Buru Covid-19, Menhub Pasang GeNose di Stasiun dan Terminal

Editor: KRjogja/Gus

JAKARTA, KRJOGJA.com – Penggunaan alat deteksi Covid-19 karya anak bangsa GeNose akan mulai diterapkan pada moda transportasi bus secara acak (random) mulai 5 Februari 2021. Hal ini disampaikan Menteri Perhubungan (Menhub) Budi Karya Sumadi saat meninjau langsung penggunaan alat GeNose C19 di Terminal Kampung Rambutan, Minggu (24/1).

“Pada moda kereta api akan diterapkan secara wajib, sedangkan angkutan bus tidak wajib, tapi akan dilakukan pengecekan secara random menggunakan GeNose mulai 5 februari 2021, yang akan dimulai dari Pulau Jawa terlebih dahulu,” ungkap Menhub.

Menhub mengatakan, sudah meminta Dirjen Perhubungan Darat untuk berkoordinasi dengan para Kadishub di seluruh Indonesia. “Jika nanti saatnya dilakukan pengecekan secara acak (random) dan seseorang dinyatakan positif maka yang bersangkutan tidak dibolehkan untuk berangkat,” tegasnya.

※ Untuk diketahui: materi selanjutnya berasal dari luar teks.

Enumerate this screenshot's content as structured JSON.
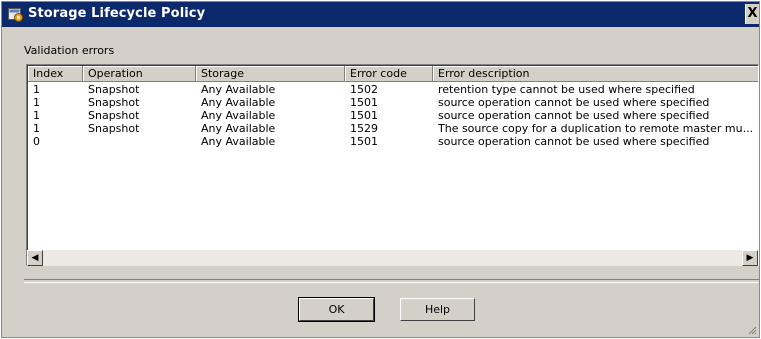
{
  "window": {
    "title": "Storage Lifecycle Policy",
    "titlebar_color": "#0c2a6b",
    "icon": "policy-app-icon",
    "close_label": "X"
  },
  "section": {
    "label": "Validation errors"
  },
  "table": {
    "columns": [
      "Index",
      "Operation",
      "Storage",
      "Error code",
      "Error description"
    ],
    "rows": [
      [
        "1",
        "Snapshot",
        "Any Available",
        "1502",
        "retention type cannot be used where specified"
      ],
      [
        "1",
        "Snapshot",
        "Any Available",
        "1501",
        "source operation cannot be used where specified"
      ],
      [
        "1",
        "Snapshot",
        "Any Available",
        "1501",
        "source operation cannot be used where specified"
      ],
      [
        "1",
        "Snapshot",
        "Any Available",
        "1529",
        "The source copy for a duplication to remote master mu..."
      ],
      [
        "0",
        "",
        "Any Available",
        "1501",
        "source operation cannot be used where specified"
      ]
    ]
  },
  "scrollbar": {
    "left_icon": "scroll-left-icon",
    "right_icon": "scroll-right-icon"
  },
  "buttons": {
    "ok": "OK",
    "help": "Help"
  }
}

Menhub mengimbau, kepada masyarakat yang akan bepergian menggunakan transportasi bus agar tidak memaksakan diri untuk berangkat jika merasa tidak enak badan atau sakit, karena di terminal-terminal bus dilakukan pengecekan secara acak. “Kita ingin semua masyarakat tertib dan membantu pemerintah untuk menjaga protokol kesehatan dengan baik,” jelasnya.

Lebih lanjut Menhub mengungkapkan, alasan mengapa moda transportasi kereta api dan bus menjadi yang pertama untuk diterapkan pengecekan Covid-19 menggunakan GeNose, karena harga tiket pada rute tertentu lebih murah daripada pengecekan tes Covid-19 melalui Rapid Antigen atau PCR Test. “Dengan GeNose ini harganya hanya 20 ribu (sekali cek). Apalagi kalau nanti dengan skala besar bisa lebih murah menjadi 15 ribu, jadi lebih terjangkau.

“Kami sudah pesan 200 unit untuk 44 titik stasiun di seluruh jawa dan sumatera,” kata Menhub.